Like microtubules, F-actin undergoes cycles of dynamic polymerization and depolymerization that are key to most of its functions. The actin dynamics are regulated by various cellular signaling molecules, among which the Rho GTPases are most notable. Rho GTPases are a family of small G proteins (guanine nucleotide-binding proteins). As implied by the name, Rho GTPases contain a GTP binding domain. GTP-bound Rho GTPase is the active form, and can switch to inactive GDP-bound form. Two classes of proteins, guanine nucleotide exchange factors (GEF) and GTPase-activating proteins (GAPs), regulate the activity of Rho GTPase. A GEF protein can substitute the GDP of an inactive Rho GTPase with a GTP to convert it into the active form. The GAPs can activate the intrinsic GTPase activity of the G protein, leading to GTP hydrolysis and converting itself into the inactive form.
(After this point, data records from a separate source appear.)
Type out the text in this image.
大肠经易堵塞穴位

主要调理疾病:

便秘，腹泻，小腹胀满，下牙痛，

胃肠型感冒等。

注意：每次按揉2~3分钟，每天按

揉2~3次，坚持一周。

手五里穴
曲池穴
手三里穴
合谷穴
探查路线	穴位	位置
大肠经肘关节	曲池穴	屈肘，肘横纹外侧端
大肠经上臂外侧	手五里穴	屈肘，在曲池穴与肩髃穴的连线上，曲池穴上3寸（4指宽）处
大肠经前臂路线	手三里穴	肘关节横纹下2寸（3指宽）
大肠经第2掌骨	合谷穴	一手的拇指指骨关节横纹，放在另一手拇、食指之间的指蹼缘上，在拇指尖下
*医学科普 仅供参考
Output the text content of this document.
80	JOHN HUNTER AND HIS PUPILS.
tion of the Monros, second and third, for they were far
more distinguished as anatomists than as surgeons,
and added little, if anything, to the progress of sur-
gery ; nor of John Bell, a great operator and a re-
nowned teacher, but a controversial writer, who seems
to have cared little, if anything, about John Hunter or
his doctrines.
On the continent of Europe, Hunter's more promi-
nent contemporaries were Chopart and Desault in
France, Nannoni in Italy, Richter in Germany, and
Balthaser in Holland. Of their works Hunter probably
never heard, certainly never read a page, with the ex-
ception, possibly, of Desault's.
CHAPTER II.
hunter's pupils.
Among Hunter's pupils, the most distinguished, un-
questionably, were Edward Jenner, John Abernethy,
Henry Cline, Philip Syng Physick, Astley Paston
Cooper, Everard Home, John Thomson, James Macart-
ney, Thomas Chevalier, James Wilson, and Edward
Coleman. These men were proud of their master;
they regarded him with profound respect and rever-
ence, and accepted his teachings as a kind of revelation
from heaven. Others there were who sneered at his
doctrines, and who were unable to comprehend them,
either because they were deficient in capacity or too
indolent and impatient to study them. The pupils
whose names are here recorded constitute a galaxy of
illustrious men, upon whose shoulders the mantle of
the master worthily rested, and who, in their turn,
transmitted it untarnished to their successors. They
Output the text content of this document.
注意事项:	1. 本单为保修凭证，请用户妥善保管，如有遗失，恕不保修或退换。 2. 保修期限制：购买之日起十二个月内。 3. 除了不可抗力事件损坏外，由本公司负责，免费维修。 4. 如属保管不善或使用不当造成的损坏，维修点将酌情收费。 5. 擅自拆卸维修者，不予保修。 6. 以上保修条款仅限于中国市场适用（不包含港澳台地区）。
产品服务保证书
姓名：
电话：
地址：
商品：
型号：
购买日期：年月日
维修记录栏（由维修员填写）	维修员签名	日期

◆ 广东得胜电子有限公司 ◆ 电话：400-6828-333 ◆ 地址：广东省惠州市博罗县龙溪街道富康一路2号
The Rho GTPase family functions as a molecular switches and are the key signaling molecules in regulating actin cytoskeleton by transducing upstream signaling to a broad range of effectors, including WASP, ROCK1, SRA1, etc. Many of these effectors are regulators of actin skeleton.
Three members of Rho family, Rac1, Cdc42, and Rho, have been extensively studied. Each of these G proteins has a distinct role, but they also function in coordination with each other to regulate actin dynamics. For example, active Rac1 can bind to WASP family proteins, such as NWASP and WAVE, who subsequently activate the arp2/3 complex to nucleate branched actin filaments normally found in the lamellipodia of a migrating cell. Active RhoA can lead to the activation of formin whose activity is to nucleate non-branched actin filament. RhoA activity is critical for maintaining stress fibers. It is also the key signaling molecule for assembling actomysin contractile ring during cytokinesis. Cdc42 activity contributes to the formation of filopodia, spike-like membrane protrusions.